Weak growth. Expensive housing and electricity. Failing public services. Unsustainable public finances. The UK’s biggest economic challenges are well known to us all. It’s therefore somewhat perplexing that one of Labour’s big economic reform priorities remains an area where the UK has excelled since 2010 — our resilient labour market.

Despite prevailing pessimism, the Conservatives’ tenure has had one area of obvious success: jobs. Employment among under-65s has risen from its peak of 73.2 per cent under New Labour to 74.5 per cent, while the over-65s have experienced a staggering 60 per cent jump in their employment rate. Worklessness has therefore declined, with economic inactivity falling and headline unemployment dropping from well above 5 per cent in 2007 to just above 4 per cent today.

The picture isn’t all rosy, of course. Wage growth has certainly been slow because of stagnant productivity since 2010. Some people hate their job’s insecurity or lack of flexibility. Yet, overall, the liberal labour market has been our safety valve. It has helped to get hundreds of thousands more people into work.

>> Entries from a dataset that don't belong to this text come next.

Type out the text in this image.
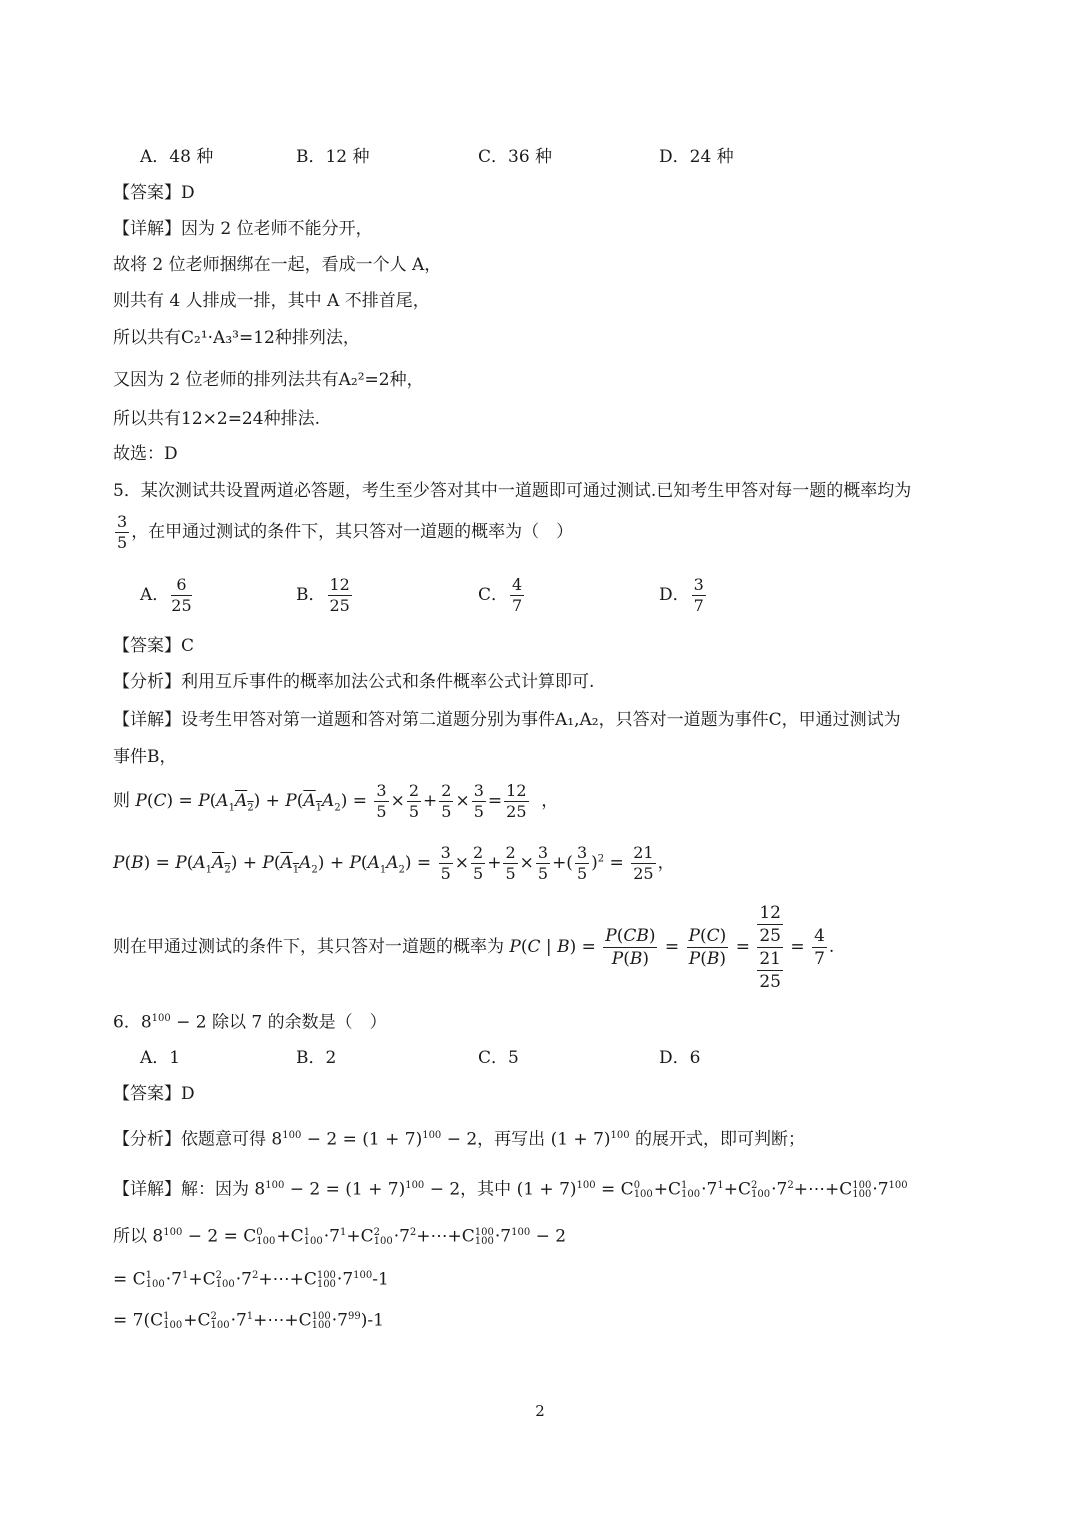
A．48 种	B．12 种	C．36 种	D．24 种
【答案】D
【详解】因为 2 位老师不能分开，
故将 2 位老师捆绑在一起，看成一个人 A，
则共有 4 人排成一排，其中 A 不排首尾，
所以共有C₂¹·A₃³=12种排列法，
又因为 2 位老师的排列法共有A₂²=2种，
所以共有12×2=24种排法.
故选：D
5．某次测试共设置两道必答题，考生至少答对其中一道题即可通过测试.已知考生甲答对每一题的概率均为
$\frac{3}{5}$ ，在甲通过测试的条件下，其只答对一道题的概率为（　）
A． $\frac{6}{25}$	B． $\frac{12}{25}$	C． $\frac{4}{7}$	D． $\frac{3}{7}$
【答案】C
【分析】利用互斥事件的概率加法公式和条件概率公式计算即可.
【详解】设考生甲答对第一道题和答对第二道题分别为事件A₁,A₂，只答对一道题为事件C，甲通过测试为
事件B，
则 $P(C) = P(A_1A_2) + P(A_1A_2) = \frac{3}{5} \times \frac{2}{5} + \frac{2}{5} \times \frac{3}{5} = \frac{12}{25}$ ，
$P(B) = P(A_1A_2) + P(A_1A_2) + P(A_1A_2) = \frac{3}{5} \times \frac{2}{5} + \frac{2}{5} \times \frac{3}{5}$ +( $\frac{3}{5} )^2 = \frac{21}{25}$ ，
则在甲通过测试的条件下，其只答对一道题的概率为 P(C | $B) = \frac{P(CB)}{P(B)} = \frac{P(C)}{P(B)} = \frac{\frac{12}{25}}{\frac{21}{25}} = \frac{4}{7}$ .
6．$8^{100} - 2$ 除以 7 的余数是（　）
A．1	B．2	C．5	D．6
【答案】D
【分析】依题意可得 $8^{100} - 2 = (1 + 7)^{100} - 2$，再写出 $(1 + 7)^{100}$ 的展开式，即可判断；
【详解】解：因为 $8^{100} - 2 = (1 + 7)^{100} - 2$，其中 $(1 + 7)^{100} = C$ 0
100 +C 1
$100 \cdot 7^1+C$ 2
$100 \cdot 7^2+\cdots+C$ 100
$100 \cdot 7^{100}$
所以 $8^{100} - 2 = C$ 0
100 +C 1
$100 \cdot 7^1+C$ 2
$100 \cdot 7^2+\cdots+C$ 100
$100 \cdot 7^{100} - 2$
= C 1
$100 \cdot 7^1+C$ 2
$100 \cdot 7^2+\cdots+C$ 100
$100 \cdot 7^{100}-1$
= 7(C 1
100 +C 2
$100 \cdot 7^1+\cdots+C$ 100
$100 \cdot 7^{99})-1$
2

What’s clear is that Labour takes this success for granted. Its “new deal for working people” just assumes that “better” jobs with more economic security can be mandated from Westminster. It’s as if the party thinks that employer power is just an obstinate barrier to more worker security, flexibility, and higher pay, rather than remuneration and workplace amenities reflecting underlying market dynamics.

The party is therefore promising a significant increase in the minimum wage, the abolition of lower minimums for under-21s, immediate flexible working rights for new employees, a crackdown on zero-hours contracts and “bogus” self-employment, and new trade union laws to strengthen collective bargaining.

The problem is: these policies bring clear trade-offs. By scrapping lower wage floors for under-21s, firms are incentivised to substitute young employees for more seasoned workers, reducing entry-level positions and risking prolonged joblessness for people aged 16–21.

Headline minimum wage rises under the Conservatives since 2010 didn’t cause serious job losses, in part because flexible labour laws allowed firms to adapt to rising costs creatively. They could adjust schedules in sectors with unpredictable demand (hello, zero-hours contracts), plump for self-employed contractors, trim non-wage perks, or change their workforce composition. Smother these options, as Labour wants to, and you’ll see more job losses as wage floors rise.

That, really, is the problem. Labour’s agenda for more employment protection, new rights and forcing higher pay would make our labour market more European. In reality, that means higher structural joblessness and “risky” employee demographics getting locked out of jobs altogether.

Employment levels here surpass those in the more highly regulated EU across all age groups, except for people aged 55–59, according to the OECD. Yet the difference is especially large in demographics less attached to the labour market. Employment rates for people aged 15–24 and the over-65s are 50 per cent and 76 per cent higher here compared with the EU average, for example.

Again, many of those workers grapple with low pay. The promise of enhanced rights, more economic security, and higher pay from Labour will appeal to them. What’s naive is to assume that this can be mandated without consequence.

Cross-country studies find that when hiring and firing becomes more difficult, when employment protection is beefed up, and when laws grant trade unions greater power, the labour market bifurcates between employed “insiders” and unemployed “outsiders”. It’s the young and the unskilled that get left behind most often.

This is the significant yet overlooked risk of Labour’s employment agenda. Whether driven by trade union preferences or a sincere belief that flexible labour laws are inherently exploitative, the party’s policies risk higher unemployment. Despite Sir Keir Starmer’s stated ambition to increase the employment rate to 80 per cent, Labour’s New Deal threatens the one silver lining we’ve seen amid the economic storm clouds.